Eglises d'Asie – Pakistan
Le petit nombre de prêtres et leur vieillissement pourraient conduire la population chrétienne à se détacher de leurs Eglises
Publié le 18/03/2010
La pression sociale et les vœux de leurs parents encouragent les enfants à se diriger vers d’autres sphères d’activités. Dans le cas où leurs enfants ne peuvent poursuivre le cycle scolaire, les parents, désireux d’être rapidement soulagés de leurs obligations, les orientent vers des activités commerciales ou vers une formation professionnelle.

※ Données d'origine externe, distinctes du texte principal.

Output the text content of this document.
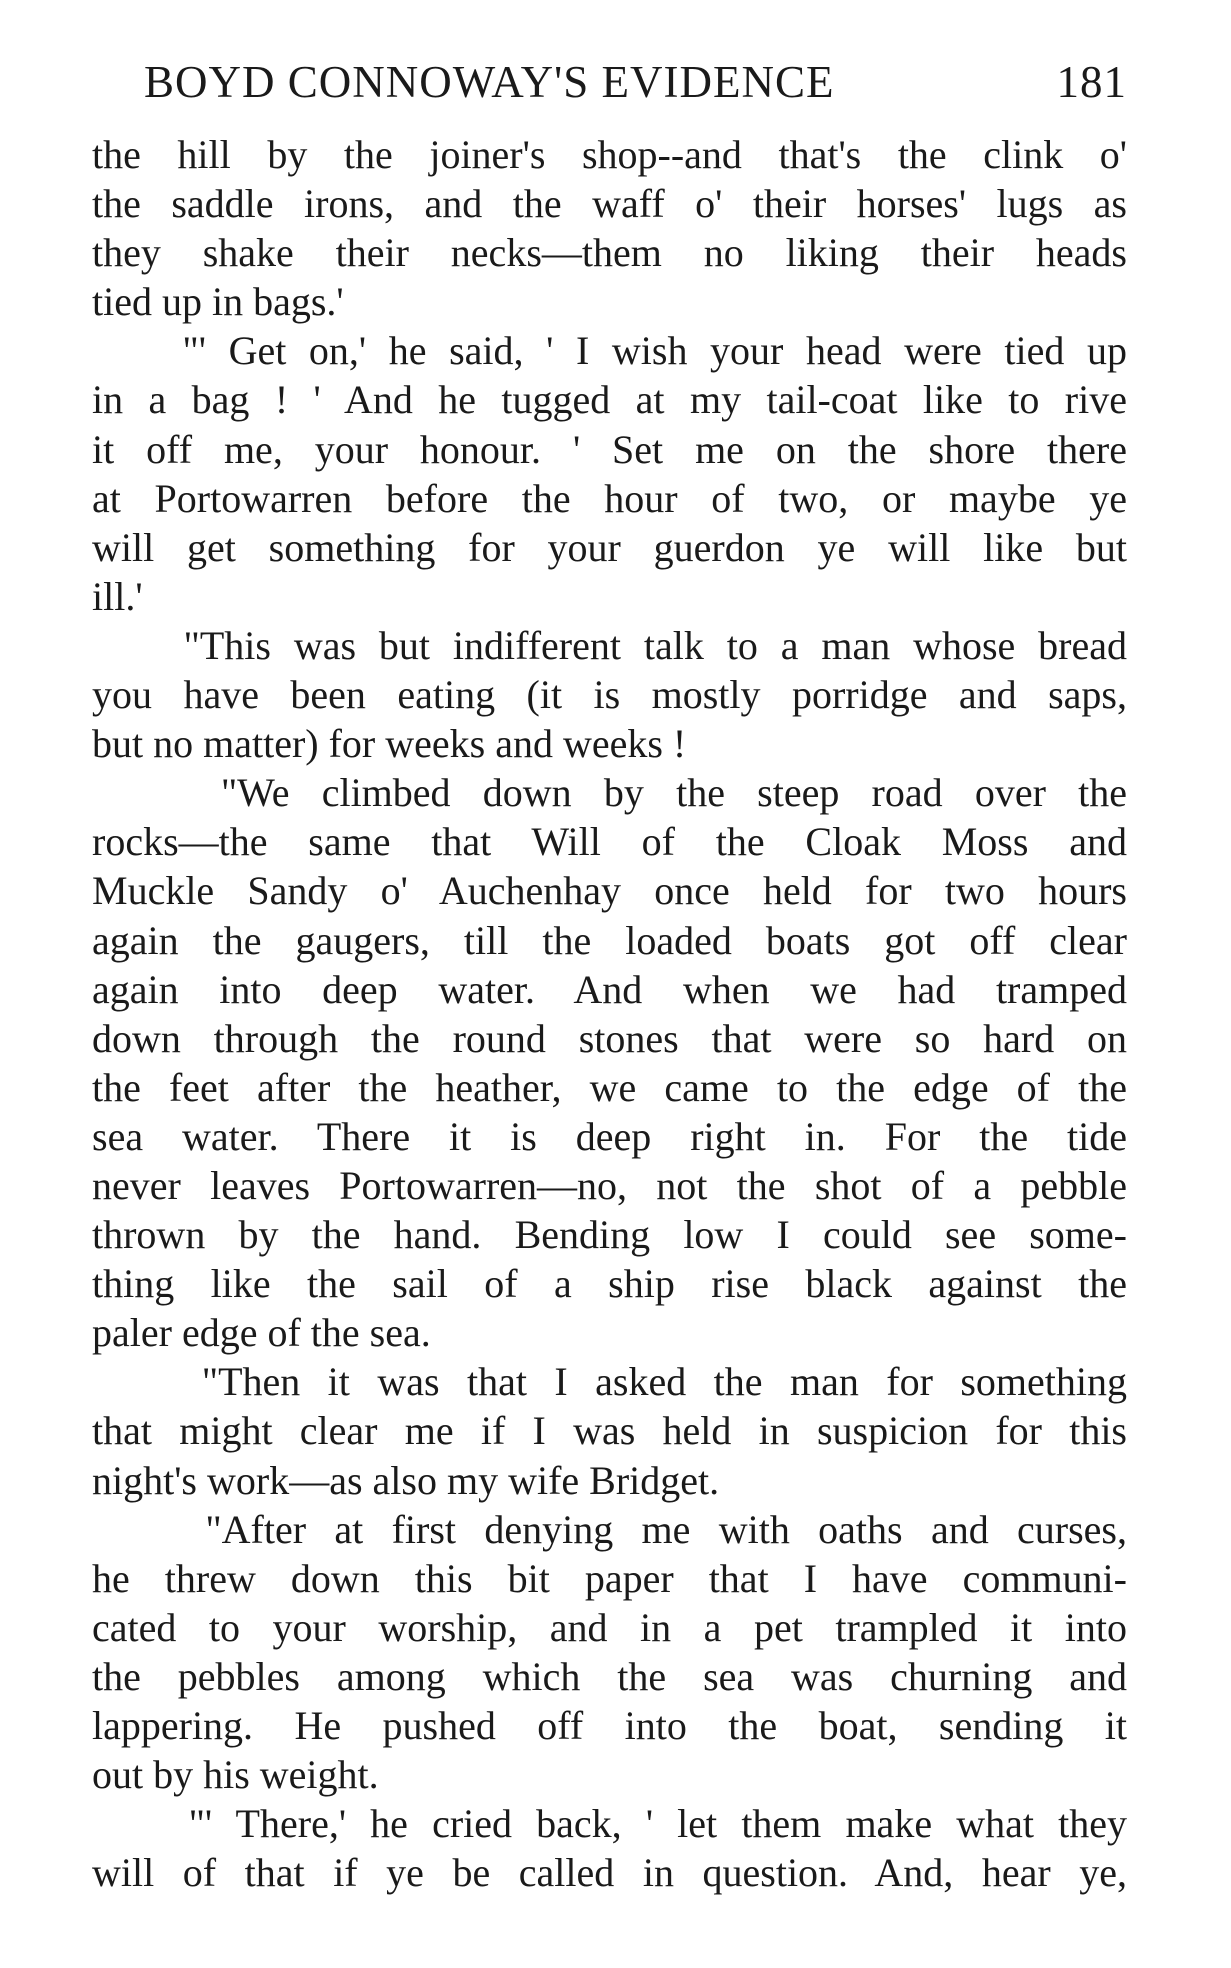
BOYD CONNOWAY'S EVIDENCE	181
the hill by the joiner's shop--and that's the clink o'
the saddle irons, and the waff o' their horses' lugs as
they shake their necks—them no liking their heads
tied up in bags.'
"' Get on,' he said, ' I wish your head were tied up
in a bag ! ' And he tugged at my tail-coat like to rive
it off me, your honour. ' Set me on the shore there
at Portowarren before the hour of two, or maybe ye
will get something for your guerdon ye will like but
ill.'
"This was but indifferent talk to a man whose bread
you have been eating (it is mostly porridge and saps,
but no matter) for weeks and weeks !
"We climbed down by the steep road over the
rocks—the same that Will of the Cloak Moss and
Muckle Sandy o' Auchenhay once held for two hours
again the gaugers, till the loaded boats got off clear
again into deep water. And when we had tramped
down through the round stones that were so hard on
the feet after the heather, we came to the edge of the
sea water. There it is deep right in. For the tide
never leaves Portowarren—no, not the shot of a pebble
thrown by the hand. Bending low I could see some-
thing like the sail of a ship rise black against the
paler edge of the sea.
"Then it was that I asked the man for something
that might clear me if I was held in suspicion for this
night's work—as also my wife Bridget.
"After at first denying me with oaths and curses,
he threw down this bit paper that I have communi-
cated to your worship, and in a pet trampled it into
the pebbles among which the sea was churning and
lappering. He pushed off into the boat, sending it
out by his weight.
"' There,' he cried back, ' let them make what they
will of that if ye be called in question. And, hear ye,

Dans une homélie particulièrement sombre, le P. D’Mello s’est ainsi lamenté : “Où sont les jours où les familles se sentaient l’obligation de donner au moins un de leurs membres à l’Eglise ?” Il a continué son admonestation à ses fidèles en disant : “Si vous refusez d’offrir un de vos enfants à l’Eglise, interrogez-vous pour savoir qui sera à même de conduire le troupeau des fidèles lorsque vos petits-enfants seront venus au monde !”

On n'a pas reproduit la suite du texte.